When Claude and Jennifer Bondy founded Alpine Creek Lodge in 2008, friends advised them not to cater to mushers. Mushers smell like dog poop. They fall asleep in public and stuff their pockets with snacks. They’re usually broke, and their huskies howl at two in the morning.

“Sounds like my kind of people,” Claude said. In the years since it opened, the lodge has become a hub for Alaska’s mushers and handlers, who use the adjacent snow-covered highway to train for races. Tourists come out for northern-lights viewing or hunting trips and find themselves across the communal table from former Iditarod champs, spooning moose-aroni out of paper bowls. The Bondys’ teenage son, Bob, leads gold-prospecting trips near the lodge when he’s not running his trapline. He’s turning 16 next year, so he’s moving into his own cabin, which he’ll build using beetle-killed-spruce logs from a nearby forest. His Jack Russell terrier puppy, Ruby, bounces at his heels while he works.

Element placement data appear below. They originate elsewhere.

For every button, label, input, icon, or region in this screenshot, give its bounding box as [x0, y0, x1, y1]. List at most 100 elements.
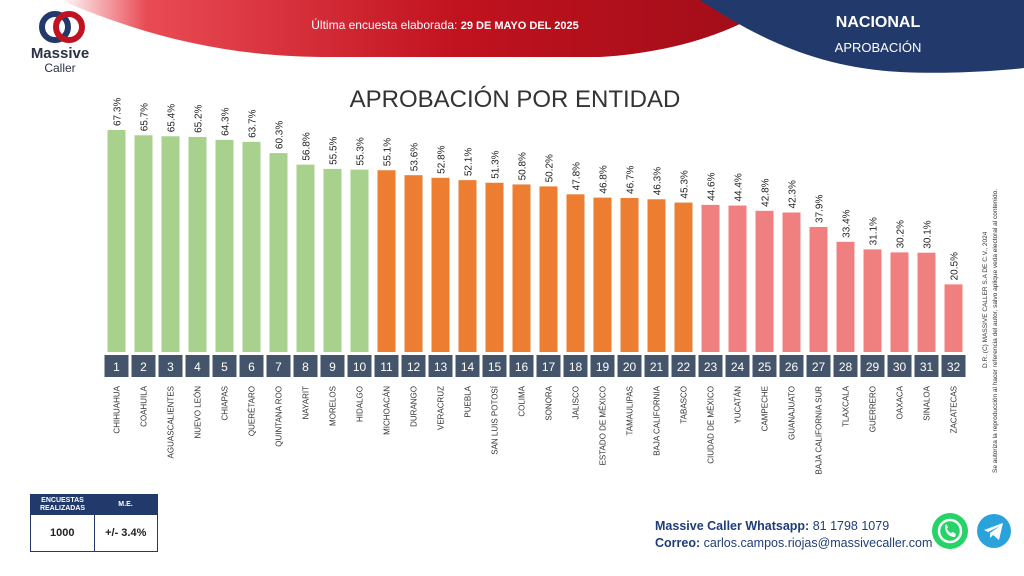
value-label-17: 50.2% — [545, 154, 556, 182]
bar-25 — [755, 210, 774, 352]
whatsapp-label: Massive Caller Whatsapp: — [655, 519, 810, 533]
rank-label-4: 4 — [194, 360, 201, 374]
bar-1 — [107, 130, 126, 352]
category-label-20: TAMAULIPAS — [626, 386, 635, 436]
rank-label-28: 28 — [839, 360, 853, 374]
massive-caller-logo — [39, 11, 85, 43]
rank-box-14 — [455, 355, 480, 377]
rank-label-1: 1 — [113, 360, 120, 374]
bar-32 — [944, 284, 963, 352]
bar-14 — [458, 180, 477, 352]
category-label-13: VERACRUZ — [437, 386, 446, 430]
surveys-value: 1000 — [31, 515, 95, 551]
bar-20 — [620, 197, 639, 352]
me-header: M.E. — [118, 501, 133, 508]
value-label-22: 45.3% — [680, 170, 691, 198]
category-label-28: TLAXCALA — [842, 385, 851, 427]
contact-info: Massive Caller Whatsapp: 81 1798 1079 Co… — [655, 518, 932, 552]
value-label-9: 55.5% — [329, 136, 340, 164]
copyright-note: D.R. (C) MASSIVE CALLER S.A DE C.V., 202… — [982, 189, 999, 473]
whatsapp-number[interactable]: 81 1798 1079 — [812, 519, 890, 533]
rank-label-20: 20 — [623, 360, 637, 374]
rank-box-11 — [374, 355, 399, 377]
bar-9 — [323, 168, 342, 352]
metric-label: APROBACIÓN — [834, 40, 922, 55]
rank-box-29 — [860, 355, 885, 377]
category-label-29: GUERRERO — [869, 386, 878, 432]
whatsapp-icon[interactable] — [930, 511, 970, 551]
rank-label-14: 14 — [461, 360, 475, 374]
rank-box-13 — [428, 355, 453, 377]
bar-17 — [539, 186, 558, 352]
rank-label-30: 30 — [893, 360, 907, 374]
rank-label-27: 27 — [812, 360, 826, 374]
category-label-31: SINALOA — [923, 385, 932, 420]
rank-label-12: 12 — [407, 360, 421, 374]
bar-10 — [350, 169, 369, 352]
email-label: Correo: — [655, 536, 701, 550]
category-label-26: GUANAJUATO — [788, 386, 797, 440]
category-label-10: HIDALGO — [356, 386, 365, 422]
category-label-16: COLIMA — [518, 385, 527, 416]
rank-box-8 — [293, 355, 318, 377]
value-label-14: 52.1% — [464, 148, 475, 176]
rank-box-30 — [887, 355, 912, 377]
logo-line1: Massive — [30, 45, 90, 62]
rank-box-10 — [347, 355, 372, 377]
bar-18 — [566, 194, 585, 352]
bar-2 — [134, 135, 153, 352]
category-label-27: BAJA CALIFORNIA SUR — [815, 386, 824, 475]
rank-label-21: 21 — [650, 360, 664, 374]
rank-label-6: 6 — [248, 360, 255, 374]
rank-box-22 — [671, 355, 696, 377]
value-label-1: 67.3% — [113, 98, 124, 126]
bar-24 — [728, 205, 747, 352]
category-label-5: CHIAPAS — [221, 386, 230, 421]
rank-label-26: 26 — [785, 360, 799, 374]
rank-box-2 — [131, 355, 156, 377]
bar-6 — [242, 141, 261, 352]
value-label-7: 60.3% — [275, 121, 286, 149]
category-label-30: OAXACA — [896, 385, 905, 419]
rank-label-16: 16 — [515, 360, 529, 374]
category-label-15: SAN LUIS POTOSÍ — [491, 385, 500, 455]
bar-31 — [917, 252, 936, 352]
rank-label-23: 23 — [704, 360, 718, 374]
rank-label-7: 7 — [275, 360, 282, 374]
bar-29 — [863, 249, 882, 352]
value-label-20: 46.7% — [626, 165, 637, 193]
bar-13 — [431, 177, 450, 352]
email-link[interactable]: carlos.campos.riojas@massivecaller.com — [703, 536, 933, 550]
rank-box-15 — [482, 355, 507, 377]
value-label-30: 30.2% — [896, 220, 907, 248]
telegram-icon[interactable] — [976, 513, 1012, 549]
rank-box-7 — [266, 355, 291, 377]
rank-label-18: 18 — [569, 360, 583, 374]
value-label-23: 44.6% — [707, 172, 718, 200]
bar-30 — [890, 252, 909, 352]
rank-label-3: 3 — [167, 360, 174, 374]
category-label-19: ESTADO DE MÉXICO — [599, 386, 608, 465]
rank-box-19 — [590, 355, 615, 377]
bar-28 — [836, 241, 855, 352]
rank-label-10: 10 — [353, 360, 367, 374]
bar-12 — [404, 175, 423, 352]
rank-box-21 — [644, 355, 669, 377]
scope-label: NACIONAL — [835, 14, 921, 31]
rank-label-24: 24 — [731, 360, 745, 374]
rank-box-6 — [239, 355, 264, 377]
rank-label-9: 9 — [329, 360, 336, 374]
rank-label-17: 17 — [542, 360, 556, 374]
bar-8 — [296, 164, 315, 352]
rank-box-24 — [725, 355, 750, 377]
rank-box-23 — [698, 355, 723, 377]
rank-label-19: 19 — [596, 360, 610, 374]
category-label-17: SONORA — [545, 385, 554, 420]
rank-box-25 — [752, 355, 777, 377]
rank-box-18 — [563, 355, 588, 377]
logo-line2: Caller — [44, 61, 76, 75]
category-label-3: AGUASCALIENTES — [167, 386, 176, 458]
value-label-18: 47.8% — [572, 162, 583, 190]
bar-4 — [188, 136, 207, 352]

In our short time at the cabin, we’ve already established a routine. We live most of our waking hours by headlamp and run the team for as many hours as we sleep, dancing to stay warm on the thin runners of a tandem dogsled. Then we scoop poop and mash up thawed beef while the dogs rest in their wooden houses. We fetch water from a creek below the cabin and carry it up a steep hill to warm on the lodge’s woodstove. We doze off in our boots. We stack food for the dogs on pallets—400 pounds of kibble and 700 pounds of ground beef (we’re working on buying 1,000 pounds of chum salmon)—and then watch those stacks dwindle with alarming speed. “Some people dream about this kind of self-sufficiency,” Chrissie observed the first time she hauled a cooler up the icy hill from the creek. “Personally, I think it’s inefficient in the modern era.”

Our cabin.
Our cabin. (Blair Braverman)

Everything here is inefficient in the modern era, but that’s kind of the point. Dogsledding is itself a rejection of modernity. The sport reached its heyday a century ago, when communities across the north used sled dogs to transport mail and supplies. Old-timers still remember when every family had their own dog team. But by the 1950s, when the Iditarod was barely a gleam in the eye of legendary musher Joe Redington, the sport was already dying out. Twenty years later, in partnership with historian Dorothy Page, Joe and his friends organized the first Iditarod—then a monthlong trek from village to village, with racers stopping to bargain for beaver and caribou meat along the way. The purpose was threefold: to preserve a historic gold-mining trail, to honor a turn-of-the-century dogsled relay that brought diphtheria vaccination to Nome in time to prevent an epidemic, and to save long-distance mushing from disappearing altogether.

Today, the Iditarod is the sport’s marquee event, its Wimbledon and Daytona 500 combined. Top teams finish in eight to ten days, averaging more than 100 miles per day on the trail. Sure, you can drive a snowmobile now, or even a car, and spend your winters waiting inside for spring. You could “be warm and have money,” as one Iditarod veteran (optimistically) imagined the non-mushing life during a recent conversation. Or you could cross the Last Frontier at a dog’s pace, step by step, your mukluks gliding inches from the ground, staring at your best friends’ butts by the glow of your headlamp. I know where I’ll be.